Over 400 cities worldwide will see millions marching against the US chemical and agricultural company Monsanto in an effort to boycott the use of Genetically Modified Organisms in food production.
Marches are planned in 52 countries in addition to some 47 US states that are jointing in the protest.
“MAM supports a sustainable food production system. We must act now to stop GMOs and harmful pesticides,” said Tami Monroe Canal, founder of March Against Monsanto (MAM) in a press release ahead of the global event.
The movement was formed after the 2012 California Proposition 37 on mandatory labeling of genetically engineered food initiative failed, prompting activists to demand a boycott of the GMO in food production.
“Monsanto’s predatory business and corporate agriculture practices threatens their generation’s health, fertility and longevity,” Canal said.
The main aim of the activism is to organize global awareness for the need to protect food supply, local farms and environment. It seeks to promote organic solutions, while “exposing cronyism between big business and the government.”
Activists claim that Monsanto spent hundreds of millions of dollars to “obstruct all labeling attempts” while suppressing all “research containing results not in their favor.”
Birth defects, organ damage, infant mortality, sterility and increased cancer risks are just some of the side-effects GMO is believed to cause.
“That is what the scientists have learned about, that the genetically modified foods will increase allergies that they are going to be less nutritious and that they can possibly or very contain toxins that can make us ill,” Organic Consumers Association’s political director Alexis Baden-Mayer told RT.

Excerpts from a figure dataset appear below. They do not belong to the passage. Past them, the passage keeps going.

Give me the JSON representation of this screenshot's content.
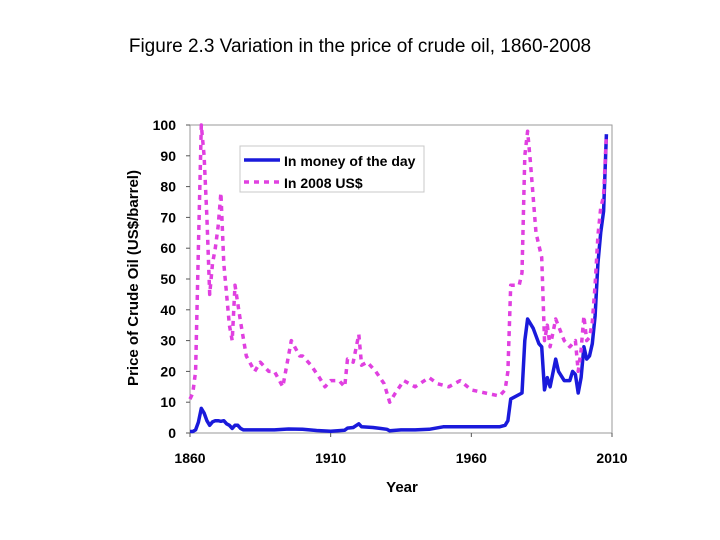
{
  "title": "Figure 2.3 Variation in the price of crude oil, 1860-2008",
  "chart_data": {
    "type": "line",
    "title": "Figure 2.3 Variation in the price of crude oil, 1860-2008",
    "xlabel": "Year",
    "ylabel": "Price of Crude Oil (US$/barrel)",
    "xlim": [
      1860,
      2010
    ],
    "ylim": [
      0,
      100
    ],
    "xticks": [
      "1860",
      "1910",
      "1960",
      "2010"
    ],
    "yticks": [
      "0",
      "10",
      "20",
      "30",
      "40",
      "50",
      "60",
      "70",
      "80",
      "90",
      "100"
    ],
    "legend_position": "top-left",
    "series": [
      {
        "name": "In money of the day",
        "style": "solid",
        "color": "#1a1adb",
        "x": [
          1860,
          1861,
          1862,
          1863,
          1864,
          1865,
          1866,
          1867,
          1868,
          1869,
          1870,
          1871,
          1872,
          1873,
          1874,
          1875,
          1876,
          1877,
          1878,
          1879,
          1880,
          1885,
          1890,
          1895,
          1900,
          1905,
          1910,
          1915,
          1916,
          1918,
          1920,
          1921,
          1925,
          1930,
          1931,
          1935,
          1940,
          1945,
          1950,
          1955,
          1960,
          1965,
          1970,
          1972,
          1973,
          1974,
          1978,
          1979,
          1980,
          1982,
          1984,
          1985,
          1986,
          1987,
          1988,
          1990,
          1991,
          1993,
          1995,
          1996,
          1997,
          1998,
          1999,
          2000,
          2001,
          2002,
          2003,
          2004,
          2005,
          2006,
          2007,
          2008
        ],
        "y": [
          0.5,
          0.5,
          1,
          3.5,
          8,
          6.5,
          4,
          2.5,
          3.6,
          4,
          4,
          3.8,
          4,
          3,
          2.5,
          1.5,
          2.5,
          2.5,
          1.5,
          1,
          1,
          1,
          1,
          1.3,
          1.2,
          0.8,
          0.6,
          0.9,
          1.6,
          1.8,
          3,
          2,
          1.8,
          1.2,
          0.7,
          1,
          1,
          1.2,
          2,
          2,
          2,
          2,
          2,
          2.5,
          4,
          11,
          13,
          30,
          37,
          34,
          29,
          28,
          14,
          18,
          15,
          24,
          20,
          17,
          17,
          20,
          19,
          13,
          18,
          28,
          24,
          25,
          29,
          38,
          55,
          65,
          72,
          97
        ]
      },
      {
        "name": "In 2008 US$",
        "style": "dashed",
        "color": "#e040e0",
        "x": [
          1860,
          1861,
          1862,
          1863,
          1864,
          1865,
          1866,
          1867,
          1868,
          1869,
          1870,
          1871,
          1872,
          1873,
          1874,
          1875,
          1876,
          1878,
          1880,
          1883,
          1885,
          1888,
          1890,
          1893,
          1896,
          1899,
          1900,
          1903,
          1906,
          1908,
          1910,
          1913,
          1915,
          1916,
          1918,
          1920,
          1921,
          1923,
          1926,
          1929,
          1931,
          1933,
          1936,
          1940,
          1945,
          1948,
          1952,
          1956,
          1960,
          1965,
          1970,
          1972,
          1973,
          1974,
          1975,
          1977,
          1978,
          1979,
          1980,
          1981,
          1983,
          1985,
          1986,
          1987,
          1988,
          1990,
          1993,
          1995,
          1997,
          1998,
          1999,
          2000,
          2001,
          2002,
          2003,
          2004,
          2005,
          2006,
          2007,
          2008
        ],
        "y": [
          11,
          13,
          20,
          60,
          100,
          90,
          70,
          45,
          55,
          60,
          67,
          78,
          55,
          45,
          35,
          30,
          48,
          36,
          25,
          20,
          23,
          20,
          20,
          15,
          30,
          25,
          25,
          22,
          18,
          15,
          17,
          17,
          15,
          24,
          23,
          32,
          22,
          23,
          20,
          16,
          10,
          13,
          17,
          15,
          18,
          16,
          15,
          17,
          14,
          13,
          12,
          14,
          20,
          48,
          48,
          48,
          52,
          90,
          98,
          88,
          65,
          57,
          30,
          35,
          28,
          37,
          30,
          28,
          30,
          20,
          27,
          38,
          30,
          31,
          36,
          48,
          64,
          73,
          77,
          97
        ]
      }
    ]
  }
}
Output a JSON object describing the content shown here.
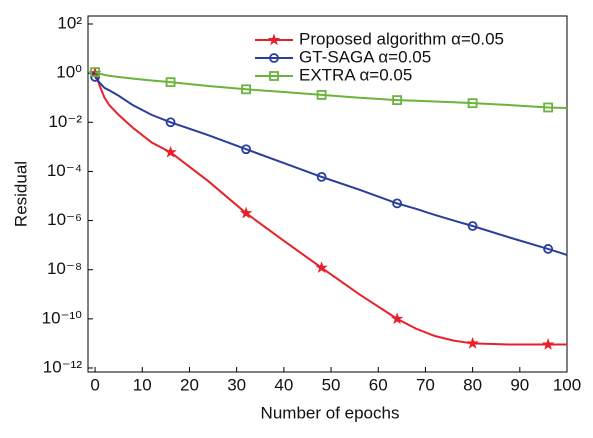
{
  "chart_data": {
    "type": "line",
    "xlabel": "Number of epochs",
    "ylabel": "Residual",
    "log_y": true,
    "legend": "upper right",
    "marker_every": 16,
    "x": [
      0,
      1,
      2,
      3,
      5,
      8,
      12,
      16,
      24,
      32,
      40,
      48,
      56,
      64,
      68,
      72,
      76,
      80,
      88,
      96,
      100
    ],
    "series": [
      {
        "name": "Proposed algorithm α=0.05",
        "color": "#e8202a",
        "marker": "star",
        "values": [
          1,
          0.3,
          0.1,
          0.05,
          0.02,
          0.006,
          0.0015,
          0.0006,
          4e-05,
          2e-06,
          1.5e-07,
          1.2e-08,
          1e-09,
          1e-10,
          4e-11,
          2e-11,
          1.3e-11,
          1e-11,
          9e-12,
          9e-12,
          9e-12
        ]
      },
      {
        "name": "GT-SAGA α=0.05",
        "color": "#2a3f9c",
        "marker": "circle",
        "values": [
          0.7,
          0.4,
          0.25,
          0.2,
          0.12,
          0.05,
          0.02,
          0.01,
          0.003,
          0.0008,
          0.00022,
          6e-05,
          1.8e-05,
          5e-06,
          3e-06,
          1.7e-06,
          1e-06,
          6e-07,
          2e-07,
          7e-08,
          4e-08
        ]
      },
      {
        "name": "EXTRA α=0.05",
        "color": "#6ab43e",
        "marker": "square",
        "values": [
          1.1,
          0.95,
          0.85,
          0.78,
          0.7,
          0.6,
          0.5,
          0.43,
          0.3,
          0.22,
          0.17,
          0.13,
          0.1,
          0.08,
          0.075,
          0.07,
          0.065,
          0.06,
          0.05,
          0.04,
          0.038
        ]
      }
    ],
    "xlim": [
      -1.5,
      100
    ],
    "xticks": [
      0,
      10,
      20,
      30,
      40,
      50,
      60,
      70,
      80,
      90,
      100
    ],
    "ylim": [
      1e-12,
      100
    ],
    "yticks": [
      {
        "value": 100,
        "label": "10²"
      },
      {
        "value": 1,
        "label": "10⁰"
      },
      {
        "value": 0.01,
        "label": "10⁻²"
      },
      {
        "value": 0.0001,
        "label": "10⁻⁴"
      },
      {
        "value": 1e-06,
        "label": "10⁻⁶"
      },
      {
        "value": 1e-08,
        "label": "10⁻⁸"
      },
      {
        "value": 1e-10,
        "label": "10⁻¹⁰"
      },
      {
        "value": 1e-12,
        "label": "10⁻¹²"
      }
    ]
  }
}
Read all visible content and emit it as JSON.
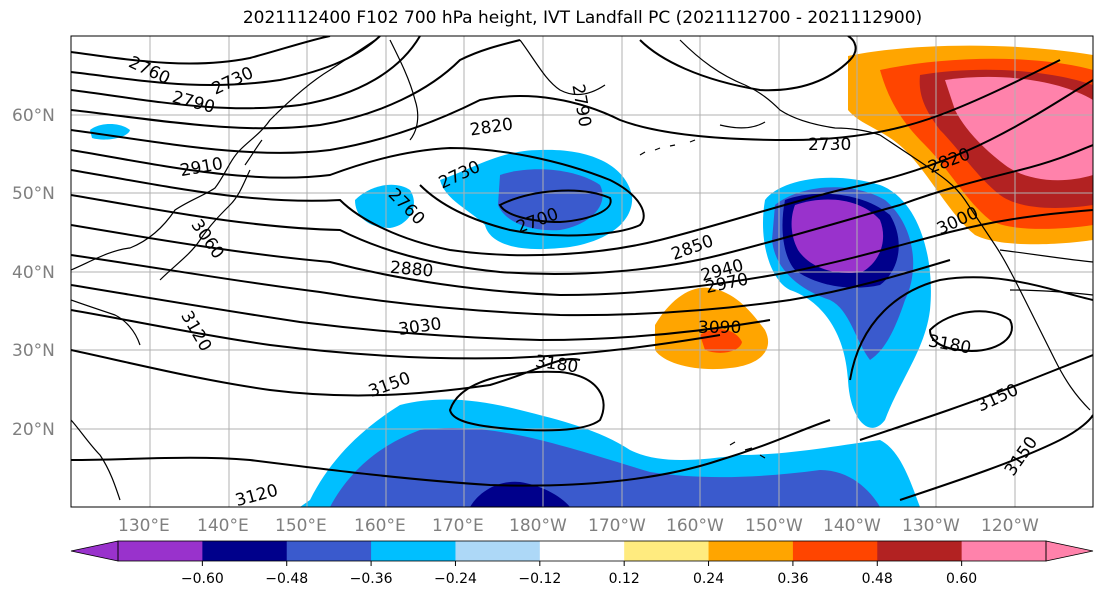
{
  "title": "2021112400 F102 700 hPa height, IVT Landfall PC (2021112700 - 2021112900)",
  "map": {
    "lat_labels": [
      "60°N",
      "50°N",
      "40°N",
      "30°N",
      "20°N"
    ],
    "lon_labels": [
      "130°E",
      "140°E",
      "150°E",
      "160°E",
      "170°E",
      "180°W",
      "170°W",
      "160°W",
      "150°W",
      "140°W",
      "130°W",
      "120°W"
    ],
    "contour_labels": [
      "2760",
      "2730",
      "2790",
      "2910",
      "2790",
      "2820",
      "2760",
      "2730",
      "2700",
      "2730",
      "2820",
      "3060",
      "2880",
      "2850",
      "2940",
      "2970",
      "3000",
      "3030",
      "3090",
      "3180",
      "3180",
      "3150",
      "3150",
      "3150",
      "3120",
      "3120"
    ]
  },
  "colorbar": {
    "colors": [
      "#9932cc",
      "#00008b",
      "#3a5acd",
      "#00bfff",
      "#add8f7",
      "#ffffff",
      "#ffeb7f",
      "#ffa500",
      "#ff4500",
      "#b22222",
      "#ff82ab"
    ],
    "tick_labels": [
      "−0.60",
      "−0.48",
      "−0.36",
      "−0.24",
      "−0.12",
      "0.12",
      "0.24",
      "0.36",
      "0.48",
      "0.60"
    ]
  }
}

GMOs have been partially banned in a number of countries, including Germany, Japan, and Russia but yet in most countries across the globe still feed GMOs to their animals.
Citing the US example, Baden-Mayer told RT that “it is hard to distinguish the company Monsanto from the players in the US government.”
“Most of the genetically modified crops grown in the US, almost all of them end up in factory farms, concentrated in animal feeding operations,” stating that US has enough grassland to pasture and raise “100 percent grass-fed beef” and produce even more grass fed beef than is raised on “modified corn and soy.”
One year ago over 2 million people in 436 cities in 52 countries worldwide marched against the largest producer of genetically engineered seeds.